Strong Like Bull

30 04 2010

Early on in our relationship, Car performed some awesome feat of strength (I believe it was single-handedly lifting a snowmobile out of a drift) that led my brother to label him “Strong like bull.” (Yes, this was right around the time There’s Something About Mary came out, and that phrase was all over the commercials.) That’s pretty much been his role in our marriage–he’s the rock, and I fall apart at random intervals. He’s freakishly proud of his immune response, and also a firm believer of mind over matter. 

If a man has a wife who is frequently ill, saying “I don’t get sick because I don’t want to” might not be the best idea. I’m just sayin’.

It's the Anti-Car!

Some of my favorite moments in our marriage involve completely random comments from Car that are similar to last night’s conversation:

Me: “The doctor at the instacare says I have strep.”
Car: “That’s probably what I had. My throat was kind of sore.”
Me: “Really? How do you feel now?”
Car: “Oh, I’m better.”
Me: “Umm…I don’t think you had strep, honey. You wouldn’t be feeling better.”
Car: “What, it’s not possible to get over strep without antibiotics?”
Me: “I guess it’s possible, but there’s a good chance of complications.”

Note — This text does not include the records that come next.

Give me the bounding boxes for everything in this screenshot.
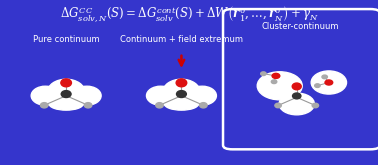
Ellipse shape [176, 79, 187, 87]
Ellipse shape [61, 91, 71, 98]
Text: Continuum + field extremum: Continuum + field extremum [120, 35, 243, 44]
Ellipse shape [257, 72, 302, 100]
Ellipse shape [188, 86, 216, 105]
Text: $\Delta G_{solv,N}^{CC}(S) = \Delta G_{solv}^{cont}(S) + \Delta W\left(\boldsymb: $\Delta G_{solv,N}^{CC}(S) = \Delta G_{s… [60, 5, 318, 24]
Ellipse shape [84, 103, 92, 108]
Ellipse shape [146, 86, 175, 105]
Ellipse shape [49, 98, 83, 110]
Ellipse shape [156, 103, 163, 108]
Ellipse shape [279, 93, 314, 115]
Text: Pure continuum: Pure continuum [33, 35, 99, 44]
Ellipse shape [293, 93, 301, 99]
Ellipse shape [261, 72, 266, 76]
Ellipse shape [312, 103, 319, 108]
Ellipse shape [311, 71, 347, 94]
Ellipse shape [272, 73, 280, 78]
Ellipse shape [163, 79, 200, 106]
Ellipse shape [47, 79, 85, 106]
Ellipse shape [177, 91, 186, 98]
Ellipse shape [271, 80, 277, 83]
Ellipse shape [200, 103, 207, 108]
Ellipse shape [164, 98, 198, 110]
Ellipse shape [73, 86, 101, 105]
Ellipse shape [275, 103, 281, 108]
Ellipse shape [31, 86, 59, 105]
Ellipse shape [325, 80, 333, 85]
Ellipse shape [322, 75, 327, 79]
Ellipse shape [292, 83, 301, 90]
Ellipse shape [314, 84, 320, 87]
Ellipse shape [61, 79, 71, 87]
Ellipse shape [40, 103, 48, 108]
FancyBboxPatch shape [223, 9, 378, 149]
Text: Cluster-continuum: Cluster-continuum [262, 22, 339, 31]
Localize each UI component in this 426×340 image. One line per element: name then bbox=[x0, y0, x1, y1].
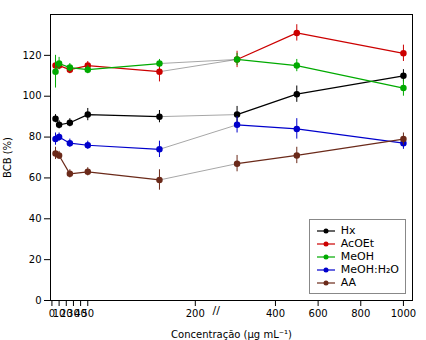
svg-text:BCB (%): BCB (%) bbox=[2, 137, 13, 178]
svg-text:40: 40 bbox=[29, 213, 42, 224]
svg-text:600: 600 bbox=[309, 308, 328, 319]
html-text:AcOEt: AcOEt bbox=[340, 237, 375, 250]
svg-text:100: 100 bbox=[22, 90, 41, 101]
svg-text:800: 800 bbox=[351, 308, 370, 319]
svg-text://: // bbox=[212, 304, 220, 317]
html-text:MeOH: MeOH bbox=[340, 250, 374, 263]
html-text:AA: AA bbox=[340, 276, 357, 289]
svg-text:0: 0 bbox=[35, 295, 41, 306]
html-text:Hx: Hx bbox=[340, 224, 356, 237]
svg-text:1000: 1000 bbox=[391, 308, 416, 319]
svg-text:80: 80 bbox=[29, 131, 42, 142]
svg-text:20: 20 bbox=[29, 254, 42, 265]
svg-text:120: 120 bbox=[22, 50, 41, 61]
svg-text:400: 400 bbox=[266, 308, 285, 319]
svg-text:200: 200 bbox=[186, 308, 205, 319]
svg-text:60: 60 bbox=[29, 172, 42, 183]
html-text:MeOH:H₂O: MeOH:H₂O bbox=[340, 263, 399, 276]
svg-text:Concentração (µg mL⁻¹): Concentração (µg mL⁻¹) bbox=[171, 329, 292, 340]
svg-text:50: 50 bbox=[81, 308, 94, 319]
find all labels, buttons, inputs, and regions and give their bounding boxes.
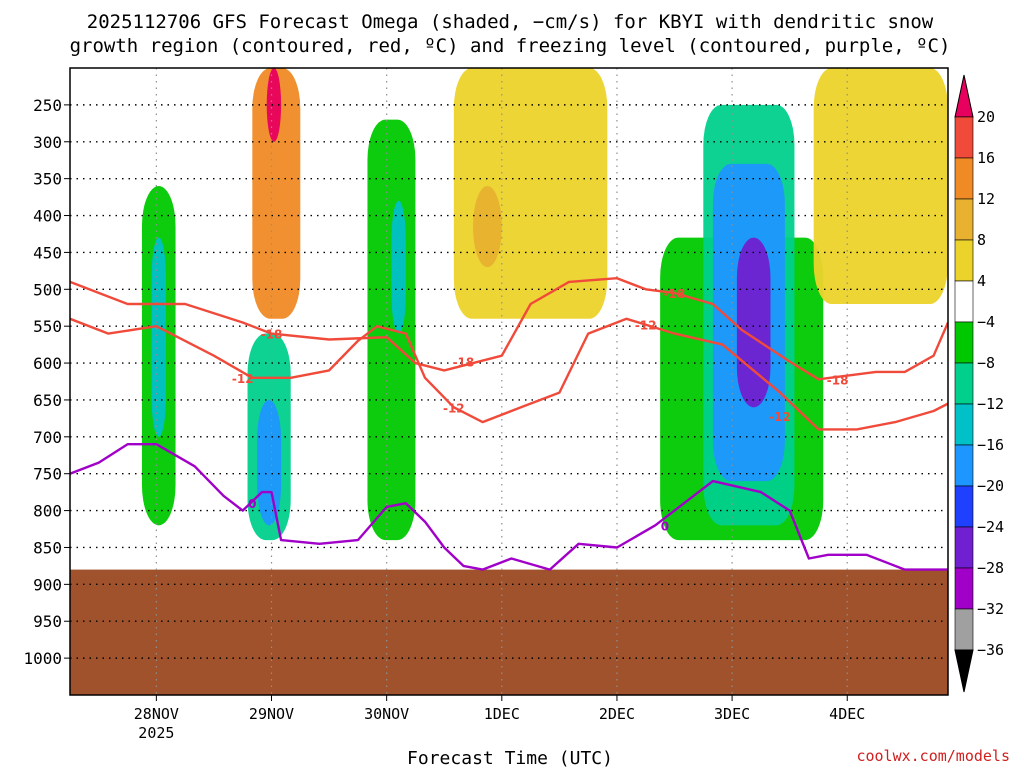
colorbar-label-13: −36 [977, 641, 1004, 659]
contour-label-freezing-level-1: 0 [661, 519, 669, 533]
colorbar-label-1: 16 [977, 149, 995, 167]
colorbar-bin-6 [954, 321, 974, 364]
contour-freezing-level [70, 443, 948, 571]
contour-label-dgz-minus12-2: -12 [635, 319, 657, 333]
omega-region-descent-dec1-core [473, 186, 502, 268]
colorbar-label-2: 12 [977, 190, 995, 208]
colorbar-bin-1 [954, 116, 974, 159]
x-tick-label-30NOV: 30NOV [364, 705, 409, 723]
y-tick-label-600: 600 [33, 354, 62, 373]
colorbar-bin-3 [954, 198, 974, 241]
x-axis-label: Forecast Time (UTC) [407, 748, 613, 768]
x-tick-label-28NOV: 28NOV [134, 705, 179, 723]
contour-label-dgz-minus18-3: -18 [827, 373, 849, 387]
contour-dgz-minus18 [70, 277, 948, 381]
plot-content: -18 -18 -18 -18 -12 -12 -12 -12 0 0 [70, 68, 948, 695]
colorbar-bin-5 [954, 280, 974, 323]
colorbar-bin-4 [954, 239, 974, 282]
y-tick-label-1000: 1000 [23, 649, 62, 668]
y-tick-label-850: 850 [33, 538, 62, 557]
colorbar-label-4: 4 [977, 272, 986, 290]
colorbar-bin-2 [954, 157, 974, 200]
chart-title-line2: growth region (contoured, red, ºC) and f… [70, 35, 951, 57]
chart-title-line1: 2025112706 GFS Forecast Omega (shaded, −… [87, 11, 934, 33]
colorbar-bin-10 [954, 485, 974, 528]
y-tick-label-500: 500 [33, 280, 62, 299]
y-tick-label-700: 700 [33, 428, 62, 447]
contour-label-dgz-minus12-3: -12 [769, 410, 791, 424]
contour-label-dgz-minus12-0: -12 [232, 372, 254, 386]
x-tick-label-4DEC: 4DEC [829, 705, 865, 723]
colorbar-label-6: −8 [977, 354, 995, 372]
omega-region-ascent-nov30-core [391, 200, 406, 334]
contour-label-dgz-minus18-0: -18 [261, 328, 283, 342]
colorbar-bin-13 [954, 608, 974, 651]
colorbar-label-10: −24 [977, 518, 1004, 536]
colorbar-label-7: −12 [977, 395, 1004, 413]
colorbar-bin-bottom [954, 649, 974, 693]
contour-label-dgz-minus18-2: -18 [664, 287, 686, 301]
colorbar-bin-top [954, 74, 974, 118]
colorbar-bin-11 [954, 526, 974, 569]
colorbar-label-3: 8 [977, 231, 986, 249]
y-tick-label-250: 250 [33, 96, 62, 115]
contour-label-dgz-minus18-1: -18 [453, 356, 475, 370]
x-tick-label-3DEC: 3DEC [714, 705, 750, 723]
contour-label-freezing-level-0: 0 [248, 497, 256, 511]
colorbar-label-11: −28 [977, 559, 1004, 577]
plot-area: -18 -18 -18 -18 -12 -12 -12 -12 0 0 [69, 67, 949, 696]
colorbar-label-9: −20 [977, 477, 1004, 495]
y-tick-label-300: 300 [33, 133, 62, 152]
colorbar-bin-9 [954, 444, 974, 487]
colorbar-label-12: −32 [977, 600, 1004, 618]
y-tick-label-900: 900 [33, 575, 62, 594]
colorbar-label-8: −16 [977, 436, 1004, 454]
terrain-ground [70, 569, 948, 695]
omega-region-ascent-nov28-core [151, 237, 166, 437]
y-tick-label-350: 350 [33, 170, 62, 189]
colorbar-bin-7 [954, 362, 974, 405]
y-tick-label-950: 950 [33, 612, 62, 631]
colorbar-legend: 20 16 12 8 4 −4 −8 −12 −16 −20 −24 −28 −32 −36 [954, 74, 1004, 693]
y-tick-label-750: 750 [33, 465, 62, 484]
colorbar-bin-8 [954, 403, 974, 446]
credit-link[interactable]: coolwx.com/models [856, 747, 1010, 765]
y-tick-label-400: 400 [33, 207, 62, 226]
x-tick-label-2DEC: 2DEC [599, 705, 635, 723]
omega-region-descent-nov29-upper [252, 68, 301, 319]
omega-region-ascent-nov29-core [257, 399, 282, 526]
y-axis: 250 300 350 400 450 500 550 600 650 700 750 800 850 9… [23, 96, 70, 668]
colorbar-label-5: −4 [977, 313, 995, 331]
omega-region-descent-nov29-max [266, 68, 282, 142]
y-tick-label-550: 550 [33, 317, 62, 336]
colorbar-bin-12 [954, 567, 974, 610]
x-tick-label-29NOV: 29NOV [249, 705, 294, 723]
y-tick-label-650: 650 [33, 391, 62, 410]
contour-label-dgz-minus12-1: -12 [443, 401, 465, 415]
x-tick-sublabel-28NOV: 2025 [138, 724, 174, 742]
plot-frame [69, 67, 949, 696]
omega-region-descent-dec4 [813, 68, 948, 305]
y-tick-label-450: 450 [33, 243, 62, 262]
contour-dgz-minus12 [70, 317, 948, 431]
y-tick-label-800: 800 [33, 502, 62, 521]
x-tick-label-1DEC: 1DEC [484, 705, 520, 723]
colorbar-label-0: 20 [977, 108, 995, 126]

I admit, it really is possible he could have had strep, but still. What’s he trying to do, steal my thunder? Prove how woefully inadequate my immune system is?

Remember the big West Nile outbreak/hysteria several years back? Based on a short period of muscle aches and general malaise, Car was convinced that he had West Nile, but came through it just fine. Thanks so much, news outlets, for reporting that many people have just those symptoms with West Nile.

Again, it’s not that he couldn’t have possibly had West Nile…it’s the assumption that every time he gets sick, it’s something potentially serious but somehow he manages to overcome it through the awesome power of his immune system. (Ooh–I almost forgot last year’s magical Swine Flu episode! Seriously. He does this with every major health scare.) (Also, I’m really glad he didn’t do any swimming the year of the big cryptosporidium outbreak. I shudder to think how that would’ve gone.)

He’s the healthiest hypochondriac I’ve ever met. Awesome.